Imaginação x inspiração
Nesta morada habitam paz, ternura,
curiosidade, dúvidas, razão.
Moram uns ódios, acho, uns medos, juro,
e uma doida: a imaginação.
Começa o dia: a louca acorda cedo.
Os outros inda dormem, ela não.
Me assobia uns sonhos em segredo,
bordando estrelas sobre meu colchão.
Mas nem ligamos para seus delírios,
eu e os outros. Acordamos, finalmente.
Faço uns alongamentos, sento em frente
ao micro, onde digito algumas laudas
que mando a um cliente.
Espreguiço.
Só então escovo os dentes...
É quando a doida da imaginação se esbalda:
De repente me grita: “O que é isso?!”
“Isso o quê?”, pergunto, atordoada.
Ela responde, séria: “Nada, nada.
É que tinha umas sombras no chuveiro...”
Já vi que vai zoar o dia inteiro.
Mas estou conformada: tudo bem.
Eu vou tomar café. Os outros – só assistem.
A louca vem,
faz da linhaça alpiste,
castelos de torradas.
Sobre meus ombros, ri lendo o jornal.
Mergulha em minha xícara,
que fica
instantaneamente povoada
de uns goles tortos que engulo sem receio:
conheço a louca. Ela é assim meio
destrambelhada, tonta, desatenta,
mas nunca quis meu mal.
A louca é, afinal,
quem me sustenta:
é dela, enfim, que vivo.
Subo para trabalhar.
(Se eu tiver sorte, ela me escreve um livro.)

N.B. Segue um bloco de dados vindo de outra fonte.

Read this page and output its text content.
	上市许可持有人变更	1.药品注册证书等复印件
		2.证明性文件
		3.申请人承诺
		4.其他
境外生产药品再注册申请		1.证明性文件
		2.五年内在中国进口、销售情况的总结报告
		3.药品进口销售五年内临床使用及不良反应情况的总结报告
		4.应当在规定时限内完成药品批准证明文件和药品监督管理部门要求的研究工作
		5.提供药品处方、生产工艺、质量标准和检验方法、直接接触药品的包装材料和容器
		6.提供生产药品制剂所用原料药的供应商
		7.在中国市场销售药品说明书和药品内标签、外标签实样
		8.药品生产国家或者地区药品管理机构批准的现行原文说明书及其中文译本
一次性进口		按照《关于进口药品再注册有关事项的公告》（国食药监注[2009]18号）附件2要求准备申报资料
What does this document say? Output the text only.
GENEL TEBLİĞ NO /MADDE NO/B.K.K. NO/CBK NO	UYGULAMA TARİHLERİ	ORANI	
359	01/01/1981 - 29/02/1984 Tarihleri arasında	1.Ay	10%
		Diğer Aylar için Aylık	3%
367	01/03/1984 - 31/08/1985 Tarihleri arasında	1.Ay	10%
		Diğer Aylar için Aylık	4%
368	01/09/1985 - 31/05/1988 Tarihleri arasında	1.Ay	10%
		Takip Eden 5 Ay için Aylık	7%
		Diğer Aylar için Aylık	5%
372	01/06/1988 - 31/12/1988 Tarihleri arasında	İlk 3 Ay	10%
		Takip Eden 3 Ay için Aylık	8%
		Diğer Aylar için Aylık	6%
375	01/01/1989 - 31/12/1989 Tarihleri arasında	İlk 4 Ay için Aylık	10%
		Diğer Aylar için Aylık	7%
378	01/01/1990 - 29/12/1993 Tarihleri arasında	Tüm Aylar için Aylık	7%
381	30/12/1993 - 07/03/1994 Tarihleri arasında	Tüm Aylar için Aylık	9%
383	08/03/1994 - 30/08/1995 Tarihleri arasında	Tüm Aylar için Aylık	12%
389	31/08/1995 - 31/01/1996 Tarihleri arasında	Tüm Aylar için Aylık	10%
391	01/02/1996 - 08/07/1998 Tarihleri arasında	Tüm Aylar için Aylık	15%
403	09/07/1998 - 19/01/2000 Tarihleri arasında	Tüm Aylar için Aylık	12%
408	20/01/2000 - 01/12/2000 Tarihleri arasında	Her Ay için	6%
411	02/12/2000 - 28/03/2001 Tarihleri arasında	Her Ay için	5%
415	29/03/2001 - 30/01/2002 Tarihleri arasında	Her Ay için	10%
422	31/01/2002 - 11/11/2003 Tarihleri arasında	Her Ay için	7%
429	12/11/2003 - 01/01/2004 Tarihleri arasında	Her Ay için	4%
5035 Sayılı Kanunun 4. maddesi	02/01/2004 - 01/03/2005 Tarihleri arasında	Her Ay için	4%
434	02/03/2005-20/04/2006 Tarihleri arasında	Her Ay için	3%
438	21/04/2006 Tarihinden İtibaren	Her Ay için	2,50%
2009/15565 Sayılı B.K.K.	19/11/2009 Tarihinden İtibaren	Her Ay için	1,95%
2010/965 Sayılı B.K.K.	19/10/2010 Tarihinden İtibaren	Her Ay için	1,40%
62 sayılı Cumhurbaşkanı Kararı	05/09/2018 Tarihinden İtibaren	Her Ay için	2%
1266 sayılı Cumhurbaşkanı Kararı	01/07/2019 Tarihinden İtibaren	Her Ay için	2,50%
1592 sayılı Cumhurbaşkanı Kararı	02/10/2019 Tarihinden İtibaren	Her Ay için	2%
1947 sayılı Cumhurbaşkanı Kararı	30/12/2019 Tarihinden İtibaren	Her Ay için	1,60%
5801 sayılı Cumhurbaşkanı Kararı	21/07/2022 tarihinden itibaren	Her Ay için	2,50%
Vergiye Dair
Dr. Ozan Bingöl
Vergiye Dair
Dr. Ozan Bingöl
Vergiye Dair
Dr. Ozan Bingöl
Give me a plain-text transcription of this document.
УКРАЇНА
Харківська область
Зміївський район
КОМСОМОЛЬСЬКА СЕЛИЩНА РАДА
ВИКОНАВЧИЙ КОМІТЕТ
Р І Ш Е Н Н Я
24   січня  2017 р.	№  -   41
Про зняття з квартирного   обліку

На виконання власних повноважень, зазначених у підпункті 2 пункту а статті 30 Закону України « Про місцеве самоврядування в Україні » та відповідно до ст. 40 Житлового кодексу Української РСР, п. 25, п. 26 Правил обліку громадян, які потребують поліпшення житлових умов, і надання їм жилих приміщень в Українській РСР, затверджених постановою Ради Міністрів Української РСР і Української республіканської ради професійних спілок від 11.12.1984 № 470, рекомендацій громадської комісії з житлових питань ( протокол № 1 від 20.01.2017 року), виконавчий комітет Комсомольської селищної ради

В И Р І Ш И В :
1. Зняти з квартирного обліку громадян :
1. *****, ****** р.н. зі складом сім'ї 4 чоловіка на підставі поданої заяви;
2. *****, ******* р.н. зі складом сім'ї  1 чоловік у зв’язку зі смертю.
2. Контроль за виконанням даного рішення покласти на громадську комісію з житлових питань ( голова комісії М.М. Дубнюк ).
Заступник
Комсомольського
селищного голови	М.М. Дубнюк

Por tudo e pelos nadas agradeço.
O livro ainda está bem no começo,
mas sei que posso, sempre, confiar.
Trabalhamos, brigamos, competimos.
De bom humor, a louca faz uns mimos,
me brinda com idéias delirantes
– que amanhã, ok, levo adiante.
Sobre o teclado, a imaginação
vê em minhas mãos um dinossauro:
o dedo médio é a cabeça.
Mas eu também estou em extinção,
eu sei. A louca não:
ela persiste
como se fosse eterna. Nunca fica triste.
Quando delira,
a louca está feliz.
A inspiração, que é minha outra lira
de sonhos e brinquedos, cordas tensas,
se estende para um jogo. A louca pensa,
avalia o convite e se recusa
a brincar de versejar, contar estórias.
“Vamos lá fora”,
me propõe, ciumenta:
“Agora é hora
de ver o sol se põr.”
Eu não queria ir, mas a idéia me tenta.
(No fundo, bem no fundo, a louca é um amor.)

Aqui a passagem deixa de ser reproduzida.